Our average system exposure is now 56.5%. This has come down from over 100% in the past couple of weeks, as our models have a “trend following” principle embedded in their foundation. Since we suspect we’re now in the middle of a “range trading” environment, the assumption is that we’ll have to compensate and actually trade against their signals in the near term at least.


Automated Strategies


The Sigma Portfolio (Live)

Let’s review the make-up of the Sigma Portfolio before discussing today’s changes. We have a fully allocated portfolio, with minimal leverage employed. Our Asset Class allocation is:

  • 73% Stocks

  • 17% Bonds

  • 15% Gold

  • -5% Cash (leverage)

We do not own any commodities. For the Equities asset class, the breakdown for the 12 positions is as follows (percentages of total portfolio value):

  • QQQ - 20%

  • MSFT - 8.4% (millennium position)

  • MTUM - 6%

  • NOW - 5.4% (discretionary position)

  • FICO - 5% (millennium position)

  • NVDA - 5% (millennium position)

  • LLY - 5% (discretionary position)

  • XOM - 4% (discretionary position)

  • MCD - 4% (discretionary position)

  • GWW - 3.45% (millennium position)

  • RRC - 2.2% (discretionary position)

  • AMD - 1.8% (discretionary position)

In total, we are holding 26% ETF exposure, 22.4% single stocks selected on a discretionary basis, and 24.6% single stocks selected from our automatic systems.

In order to get more aggressive during this drawdown and increase risk, without commiting much more capital, we will start rotating away from the broad ETF exposure to more focused single stock positions.

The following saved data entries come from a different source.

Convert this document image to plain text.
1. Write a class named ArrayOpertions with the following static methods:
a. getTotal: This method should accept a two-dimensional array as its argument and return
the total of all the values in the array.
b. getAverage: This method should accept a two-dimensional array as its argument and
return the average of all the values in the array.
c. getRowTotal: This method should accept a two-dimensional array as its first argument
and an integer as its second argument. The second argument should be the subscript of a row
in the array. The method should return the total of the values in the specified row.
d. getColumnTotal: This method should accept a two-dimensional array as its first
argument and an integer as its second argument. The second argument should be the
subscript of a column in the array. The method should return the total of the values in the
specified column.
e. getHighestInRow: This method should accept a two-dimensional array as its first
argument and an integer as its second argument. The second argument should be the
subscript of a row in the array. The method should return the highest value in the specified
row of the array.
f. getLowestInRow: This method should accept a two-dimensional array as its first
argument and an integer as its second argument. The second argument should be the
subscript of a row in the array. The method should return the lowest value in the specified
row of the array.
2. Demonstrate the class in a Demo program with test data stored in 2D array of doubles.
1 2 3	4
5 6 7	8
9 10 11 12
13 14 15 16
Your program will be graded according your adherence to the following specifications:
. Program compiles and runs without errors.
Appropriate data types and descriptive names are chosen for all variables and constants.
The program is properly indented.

As such, we will cut QQQ to 14% from the current 20%. We will revisit our investment in Progress Software (PRGS), using a nice entry point at ~$50 and offering 18% upside to our $60 Price Target. AMGN is one of the stocks from our screener session earlier that is also found in Millennium Alpha’s portfolio, so we will initiate this position as well.

  • SELL 6% QQQ (Reduce Position Size by 30%)

  • BUY 3% PRGS (Initiate 3% Position)

  • BUY 3% AMGN (Initiate 3% Position)

We would also like to re-initiate our position in EXP, which was stopped out last week. Since then, the stock has risen back up above the stop level.

  • BUY 2% EXP

Overall, our equity exposure will rise to 75% from 73% currently. We are broadening our portfolio by adding 3 positions in anticipation of the fact that market breadth will improve, and concentration in the top names will be less intense. We are looking to offload Gold and add treasuries as soon as it’s technically feasible.